Despite the relentlessly downbeat character of the film, there are many passages that are exultant, including scenes of people tilling crops or celebrating a marriage. Key to the film’s ability to engage the audience is director Tinatin Gurchiani’s keen sense of character. Despite the fact that her subjects are most ordinary, she takes those aspects of their lives that are extraordinary and weaves magic from them.

In an interview with blogger Ralph Hälbig at Georgia & South Caucasus, Gurchiani spoke about her interviewees:

How ready they are to expose their basic core – their desire, despair and dreams.

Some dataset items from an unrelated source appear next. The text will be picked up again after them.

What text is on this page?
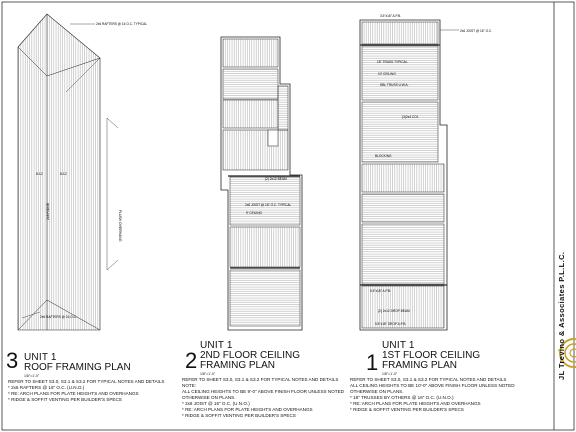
2x6 RAFTERS @ 16 O.C. TYPICAL
2x6 RAFTERS @ 16 O.C.
2x8 RIDGE	FLUSH OVERHANG
8:12	8:12
2x6 JOIST @ 16" O.C. TYPICAL
9' CEILING
(2) 2x12 BEAM
3.5"x18" A.P.B.
2x6 JOIST @ 16" O.C.
18" TRUSS TYPICAL
10' CEILING
DBL TRUSS U.W.A.
(3)2x4 COL
BLOCKING
5.5"x18" A.P.B.
(2) 2x12 DROP BEAM
5.5"x18" DROP A.P.B.
3 UNIT 1
ROOF FRAMING PLAN
1/8"=1'-0"
REFER TO SHEET S3.0, S3.1 & S3.2 FOR TYPICAL NOTES AND DETAILS
* 2x6 RAFTERS @ 16" O.C. (U.N.O.)
* RE: ARCH PLANS FOR PLATE HEIGHTS AND OVERHANGS
* RIDGE & SOFFIT VENTING PER BUILDER'S SPECS
2
UNIT 1
2ND FLOOR CEILING
FRAMING PLAN
1/8"=1'-0"
REFER TO SHEET S3.0, S3.1 & S3.2 FOR TYPICAL NOTES AND DETAILS
NOTE:
ALL CEILING HEIGHTS TO BE 9'-0" ABOVE FINISH FLOOR UNLESS NOTED OTHERWISE ON PLANS.
* 2x6 JOIST @ 16" O.C. (U.N.O.)
* RE: ARCH PLANS FOR PLATE HEIGHTS AND OVERHANGS
* RIDGE & SOFFIT VENTING PER BUILDER'S SPECS
1
UNIT 1
1ST FLOOR CEILING
FRAMING PLAN
1/8"=1'-0"
REFER TO SHEET S3.0, S3.1 & S3.2 FOR TYPICAL NOTES AND DETAILS
ALL CEILING HEIGHTS TO BE 10'-0" ABOVE FINISH FLOOR UNLESS NOTED OTHERWISE ON PLANS.
* 18" TRUSSES BY OTHERS @ 16" O.C. (U.N.O.)
* RE: ARCH PLANS FOR PLATE HEIGHTS AND OVERHANGS
* RIDGE & SOFFIT VENTING PER BUILDER'S SPECS
JL Trevino & Associates P.L.L.C.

They act in front of the camera as in front of the court of God – just really, honest, naked, helpless and intense.  It was their one chance and they could say only the most important truths in their heart, the most essential pieces of their soul. And they try – with the help of the magic of cinema and the camera they are standing in front of – to create moments of eternity for themselves, out of their ordinary human lives.

Georgia had the misfortune of embarking on a “Rose Revolution” that entailed a war over repossession of South Ossetia and Abkhazia. A “reformist” president made a foolish decision to launch a small-scale invasion in the hopes that the West would come to his assistance. If there’s anything that should be obvious about recent American-Russian relations, it is that realpolitik is the guiding principle rather than “humanitarian” principles.

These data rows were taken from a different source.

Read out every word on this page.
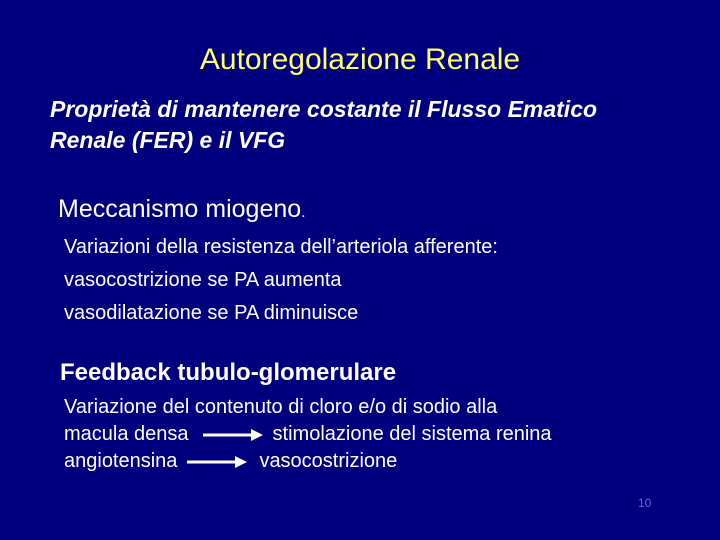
Autoregolazione Renale
Proprietà di mantenere costante il Flusso Ematico
Renale (FER) e il VFG
Meccanismo miogeno.
Variazioni della resistenza dell’arteriola afferente:
vasocostrizione se PA aumenta
vasodilatazione se PA diminuisce
Feedback tubulo-glomerulare
Variazione del contenuto di cloro e/o di sodio alla
macula densa	stimolazione del sistema renina
angiotensina	vasocostrizione
10
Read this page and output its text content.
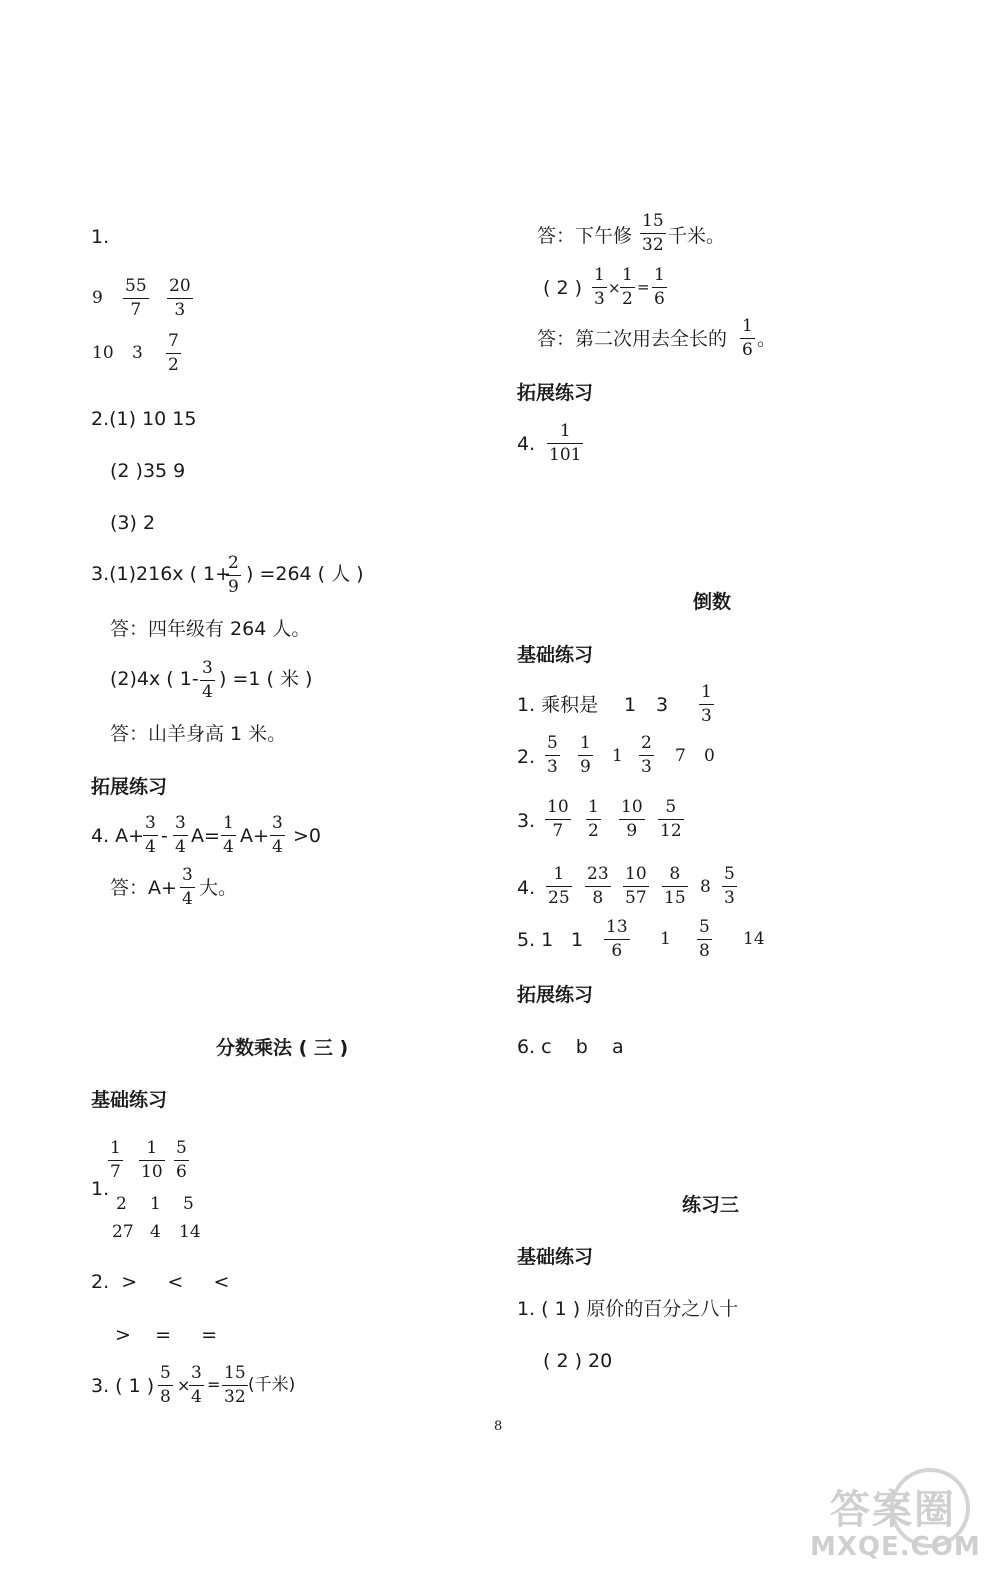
1.
9
55
7
20
3
10 3
7
2
2.(1) 10 15
(2 )35 9
(3) 2
3.(1)216x ( 1+
2
9
) =264 ( 人 )
答：四年级有 264 人。
(2)4x ( 1- 3
4
) =1 ( 米 )
答：山羊身高 1 米。
拓展练习
4. A+
3
4 -
3
4 A=
1
4 A+
3
4 >0
答：A+
3
4 大。
分数乘法 ( 三 )
基础练习
1.
1
7
1
10
5
6
2 1 5
27 4 14
2.  >     <     <
>    =     =
3. ( 1 )
5
8
×
3
4
=
15
32
(千米)
答：下午修
15
32 千米。
( 2 )
1
3
×
1
2
=
1
6
答：第二次用去全长的
1
6 。
拓展练习
4.
1
101
倒数
基础练习
1. 乘积是 1 3
1
3
2.
5
3
1
9
1
2
3
7 0
3.
10
7
1
2
10
9
5
12
4.
1
25
23
8
10
57
8
15
8
5
3
5. 1 1
13
6
1
5
8
14
拓展练习
6. c    b    a
练习三
基础练习
1. ( 1 ) 原价的百分之八十
( 2 ) 20
8
答案圈
MXQE.COM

One can understand why a young Georgian might long for a machine that can make everything disappear since the tiny republic has neither the economic clout nor the geopolitical importance to make it a worthwhile client state.

Its misfortune was to be distinct religiously, culturally, and ethnically from both the Great Russian power to the North and to the Islamic networks to the South. In the infancy of the Soviet republic, there was a deep commitment to the economic and national rights of a “lesser” people. Ironically, it was the erosion of this commitment that led Lenin to organize opposition to Stalin from his sick bed.

In the early 1920s some Soviet leaders only saw the “chauvinist” side of the Georgian republic that manifested itself during the 2008 war but Lenin warned about going too far and exercising Great Russian domination of the sort that prevailed under the Czar. Georgia, Armenia and Azerbaijan had been cobbled together into a Transcaucasian Soviet Republic, even though the Georgian leaders sought full-member status within the Soviet Union. In July of 1921 Stalin, a Georgian by birth, arrived in Tbilisi to read them the riot act. Sergo Ordzhonikidze, a close ally of Stalin, used his fists on a Georgian leader during a heated argument, something that set off an alarm bell for Lenin.

Shortly before his death, Lenin wrote an article in December 1922 on the Georgian problems that sums up not only the small republic’s bleak future but that of the Soviet experiment as well:

It is said that a united apparatus [a reference to the Transcaucasian entity] was needed. Where did that assurance come from? Did it not come from that same Russian apparatus which, as I pointed out in one of the preceding sections of my diary, we took over from tsarism and slightly anointed with Soviet oil?

There is no doubt that that measure should have been delayed somewhat until we could say that we vouched for our apparatus as our own. But now, we must, in all conscience, admit the contrary; the apparatus we call ours is, in fact, still quite alien to us; it is a bourgeois and tsarist hodge-podge and there has been no possibility of getting rid of it in the course of the past five years without the help of other countries and because we have been “busy” most of the time with military engagements and the fight against famine.

Took over from tsarism and slightly anointed with Soviet oil? Truer words were never spoken.